While I was working in Qatar, this was the overall process for transfer and allocation of blood components. Once they were finally labelled (only possible if all criteria had been meet), they were transferred from the Blood Donor Center BDC to Hamad General Hospital Blood Bank, from which they were distributed to all hospital blood banks in Qatar. Similarly, units could be transferred between the various hospital blood banks.

One could track components as being in:

  1. BDC
  2. Transit BDC to HGHBB
  3. HGHBB inventory
  4. Transit HGHBB to another hospital blood bank
  5. Transit between any two hospital blood banks

An inventory manifest would be printed to show all transferred units.

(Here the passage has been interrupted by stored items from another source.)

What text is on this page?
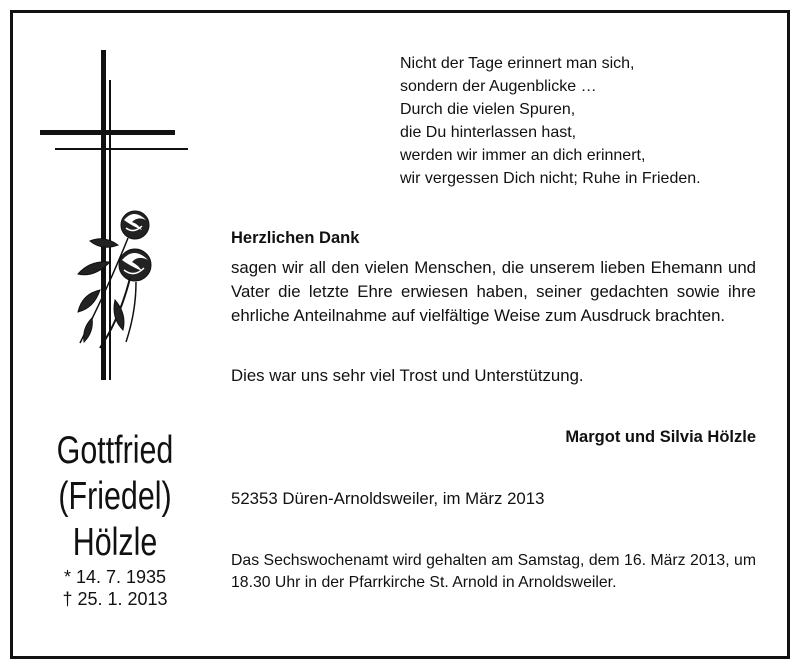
Nicht der Tage erinnert man sich,
sondern der Augenblicke …
Durch die vielen Spuren,
die Du hinterlassen hast,
werden wir immer an dich erinnert,
wir vergessen Dich nicht; Ruhe in Frieden.
Herzlichen Dank

sagen wir all den vielen Menschen, die unserem lieben Ehemann und Vater die letzte Ehre erwiesen haben, seiner gedachten sowie ihre ehrliche Anteilnahme auf vielfältige Weise zum Ausdruck brachten.

Dies war uns sehr viel Trost und Unterstützung.
Margot und Silvia Hölzle
52353 Düren-Arnoldsweiler, im März 2013

Das Sechswochenamt wird gehalten am Samstag, dem 16. März 2013, um 18.30 Uhr in der Pfarrkirche St. Arnold in Arnoldsweiler.

Gottfried
(Friedel)
Hölzle
* 14. 7. 1935
† 25. 1. 2013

For patient use, allocation rules applied which would determine if an electronic or a full antiglobulin-phase crossmatch could be used and whether specific antigen-matched components were required.

There were also separate rules for emergency release if the standard criteria could not be met.

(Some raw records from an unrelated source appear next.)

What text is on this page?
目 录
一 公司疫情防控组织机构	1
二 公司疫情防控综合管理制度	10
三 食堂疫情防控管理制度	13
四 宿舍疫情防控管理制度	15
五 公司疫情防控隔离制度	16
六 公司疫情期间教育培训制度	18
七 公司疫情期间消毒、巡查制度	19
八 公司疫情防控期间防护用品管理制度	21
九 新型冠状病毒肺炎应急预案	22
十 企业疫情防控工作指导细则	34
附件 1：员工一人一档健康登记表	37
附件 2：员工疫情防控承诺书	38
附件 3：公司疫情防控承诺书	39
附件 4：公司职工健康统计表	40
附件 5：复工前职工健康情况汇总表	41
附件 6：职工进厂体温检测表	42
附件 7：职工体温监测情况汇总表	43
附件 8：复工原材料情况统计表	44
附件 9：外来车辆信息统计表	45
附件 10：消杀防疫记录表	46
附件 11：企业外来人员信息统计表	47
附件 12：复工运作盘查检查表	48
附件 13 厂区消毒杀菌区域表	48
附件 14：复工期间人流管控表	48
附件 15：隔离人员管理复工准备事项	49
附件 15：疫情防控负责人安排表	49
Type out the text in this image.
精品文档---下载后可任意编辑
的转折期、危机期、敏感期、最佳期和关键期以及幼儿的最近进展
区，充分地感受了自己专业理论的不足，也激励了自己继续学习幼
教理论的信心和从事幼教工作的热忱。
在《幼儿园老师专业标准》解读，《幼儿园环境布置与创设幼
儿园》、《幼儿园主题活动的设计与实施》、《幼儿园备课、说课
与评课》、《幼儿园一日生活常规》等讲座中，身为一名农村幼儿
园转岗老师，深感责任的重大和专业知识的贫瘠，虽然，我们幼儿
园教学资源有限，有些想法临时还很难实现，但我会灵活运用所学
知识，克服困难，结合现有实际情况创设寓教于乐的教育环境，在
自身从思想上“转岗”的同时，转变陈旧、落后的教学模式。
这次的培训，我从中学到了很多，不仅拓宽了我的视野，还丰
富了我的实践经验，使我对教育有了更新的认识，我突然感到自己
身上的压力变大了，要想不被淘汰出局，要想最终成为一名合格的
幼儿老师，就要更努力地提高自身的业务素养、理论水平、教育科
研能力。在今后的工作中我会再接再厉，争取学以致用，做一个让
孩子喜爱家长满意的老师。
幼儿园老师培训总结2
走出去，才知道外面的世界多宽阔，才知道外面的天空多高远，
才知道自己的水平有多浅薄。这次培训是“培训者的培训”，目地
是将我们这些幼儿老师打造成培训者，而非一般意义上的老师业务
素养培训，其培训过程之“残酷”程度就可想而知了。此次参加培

Active Inventory Management: Further Discussion

Yesterday’s post showed my active blood inventory management scheme for my previous position in Qatar.  I thought today I would elaborate on how I adjust the inventory based on critical shortages and planning for disasters and other major events.

I always review the critical shortages to check for atypical usage (e.g. a disaster situation) or production issues (equipment breakdown, shortage of donors during holiday period).

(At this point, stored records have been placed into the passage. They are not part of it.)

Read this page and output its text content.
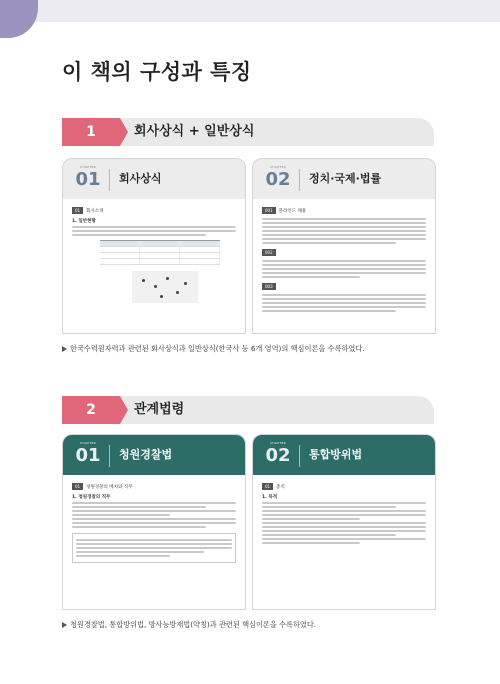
이 책의 구성과 특징
1	회사상식 + 일반상식
CHAPTER
01	회사상식
01 회사소개
1. 일반현황
CHAPTER
02	정치·국제·법률
001 블라인드 채용
002
003
한국수력원자력과 관련된 회사상식과 일반상식(한국사 등 6개 영역)의 핵심이론을 수록하였다.
2	관계법령
CHAPTER
01	청원경찰법
01 청원경찰의 배치와 직무
1. 청원경찰의 직무
CHAPTER
02	통합방위법
01 총칙
1. 목적
청원경찰법, 통합방위법, 방사능방재법(약칭)과 관련된 핵심이론을 수록하였다.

If it is due to increased utilization, I try to adjust the critical and desirable inventories upward to cover the shortfall for future events.  However, it is not always possible if the event is a one-of-a-kind situation unlikely to recur.  Also, I must take into account the available resources (supplies, kits, manpower, equipment) to see if I can cope with the increase.

If it is due to resource issues, I see if I can bolster those by recommending increases or improving utilization of what is available.

Very important is through-put:  How quickly can I produce components from whole blood or apheresis components?  This was one of the major reasons we shifted away from PCR to other NAT testing with single-well processes since to minimize the need to make additional runs (Grifols Panther System).  Also, automated component processing can greatly speed production (one Reveos can process four whole blood units in about 23 minutes or about 12 units in 75 minutes.)  Those staff can be busy with other tasks while the machines are working.

In the system I developed in Qatar, we could complete processing into components (RBCs, buffy coat platelet pools, leukodepleted plasma)–Reveos 3C Program, all marker and immunohematology testing, leukoreduction of the pools and RBCs, Mirasol pathogen inactivation, and platelet additive solution in as little as five hours!!  There is great need for speed in a place that must be 100% self-sufficient in all blood components. We could even further reduce the total processing time if we only made RBCs and plasma, Reveos 2C Program

In rapid turn-around events, it is most helpful to have a robust blood bank computer system that can scale to the challenge.  Also, it must mercilessly enforce all the rules starting with donor qualification, screening, collection through testing and production.  At times of emergency, it is difficult to meet Good Manufacturing Processes manually.

After each major shortage, I recommend a “post-mortem” analysis of the situation with senior donor and quality staff to analyze our processes and see if we can further optimize them for the future.  A report is prepared and reviewed by me as the Division Head/Medical Director of the Blood Bank.  If possible, we implement our recommendations.  If not, I request additional resources from the Administration.

As regards Disaster Planning, I always asked Administration how many victims did they want to save?  When I got the response, I always try to adjust inventory by two extra RBCs and one adult platelet dose (> 2E11) per salvageable victim.  This may come at the expense of increased wastage, especially in a region that cannot export the excess, unused stock.

The exasperating issue is that I didn’t get a clear answer on this last point.  What number should I use?  I made a spreadsheet showing calculations for a variety of endpoints, e.g. 100, 500, 1000 treatable victims and sent this to Administration to consider.